Shakespeare becomes, through Robert Brustein's examinations, a man of his times, and at conflict with his times. Mr. Brustein clearly and engagingly demonstrates that throughout the canon, Shakespeare sometimes overcomes, and sometimes is overcome by his era's societal slants and slights, sympathies and short-sightedness of class and race, of habit and circumstance. Shakespeare's inconstant struggle, his lancing of his cankers of bias and prejudice, which he himself does not always perceive, may make us want to check our own ethical evasions.
But Mr. Brustein is not a moralizer. His motive is to take the measure of the man, not to measure modern stated values against Elizabethan vice and virtue.
The afterword of "The Tainted Muse" is no apologia. Mr. Brustein knows what he is up to and up against in dead man mind reading. This is the same professor who dared to rail at the faddist affectations of love of the 1960s, and, in a famous debate with the late August Wilson, dared discuss the role and role-playing of race in theater, even while he must have anticipated what epithets might follow him.

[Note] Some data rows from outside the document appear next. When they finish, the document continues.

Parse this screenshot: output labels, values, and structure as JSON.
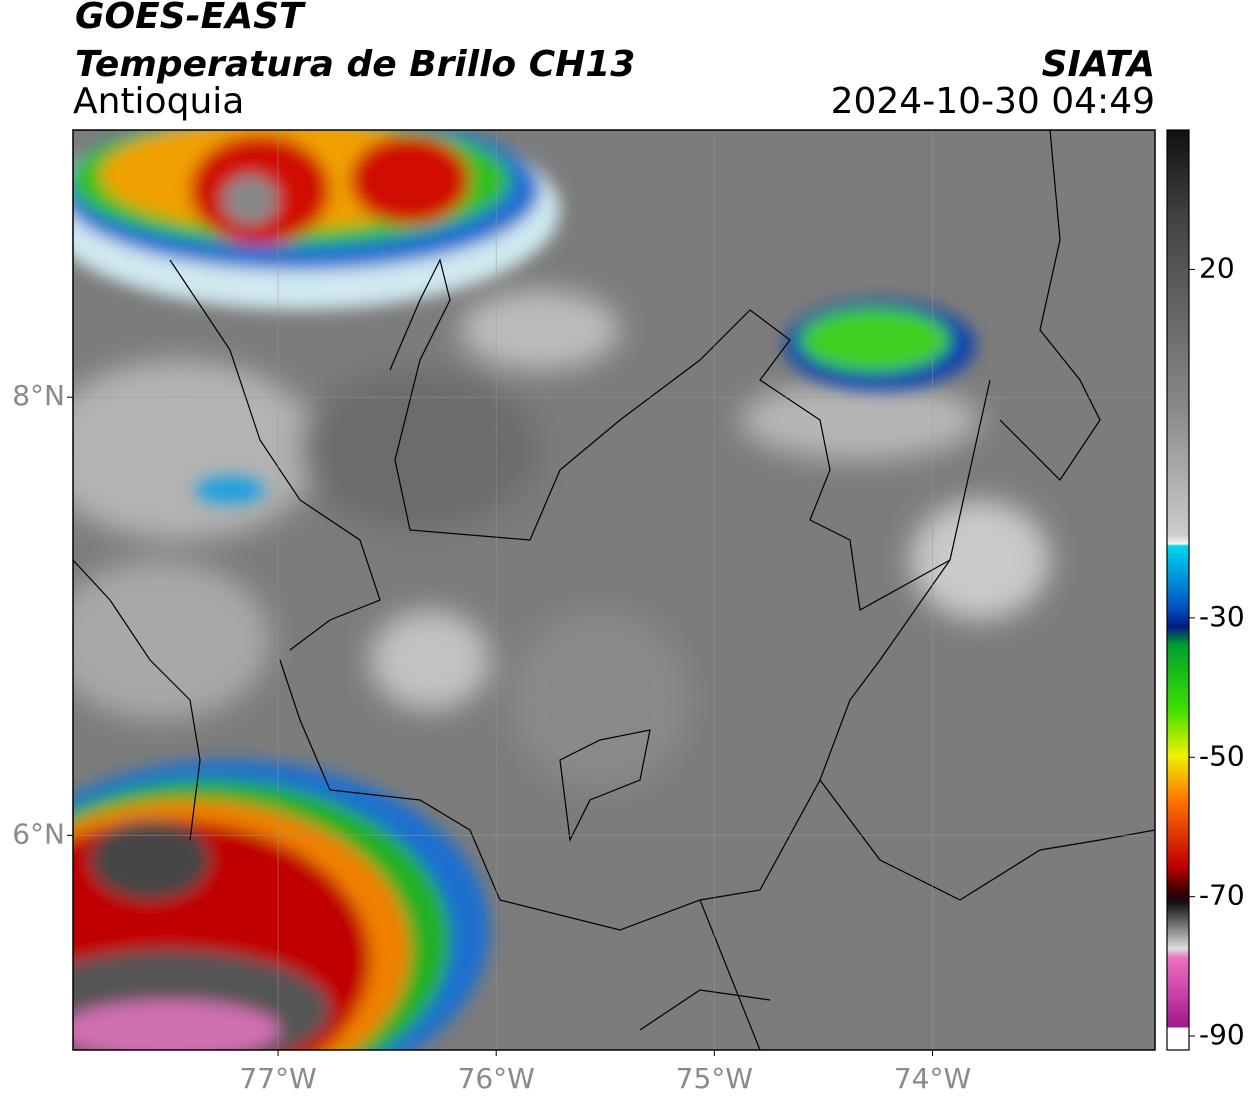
{
  "header": {
    "title": "GOES-EAST",
    "subtitle": "Temperatura de Brillo CH13",
    "region": "Antioquia",
    "source": "SIATA",
    "datetime": "2024-10-30 04:49"
  },
  "map": {
    "xlim": [
      -77.94,
      -72.98
    ],
    "ylim": [
      5.02,
      9.22
    ],
    "xticks": [
      {
        "value": -77,
        "label": "77°W"
      },
      {
        "value": -76,
        "label": "76°W"
      },
      {
        "value": -75,
        "label": "75°W"
      },
      {
        "value": -74,
        "label": "74°W"
      }
    ],
    "yticks": [
      {
        "value": 8,
        "label": "8°N"
      },
      {
        "value": 6,
        "label": "6°N"
      }
    ],
    "grid": true
  },
  "colorbar": {
    "ylim": [
      -92,
      40
    ],
    "yticks": [
      20,
      -30,
      -50,
      -70,
      -90
    ]
  }
}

Bravo again, not simply for courage, but for making us want to see, contemplate, and re-experience, as audience and theater collaborator, the works of the mighty, and mightily human, William Shakespeare all the more.
Joann Green Breuer, playwright, director, theater arts at Harvard College, an Artistic Associate of The Vineyard Playhouse and author of "The Small Theatre Handbook," and former head of American Repertory Theatre, divides her time between West Tisbury and Boston.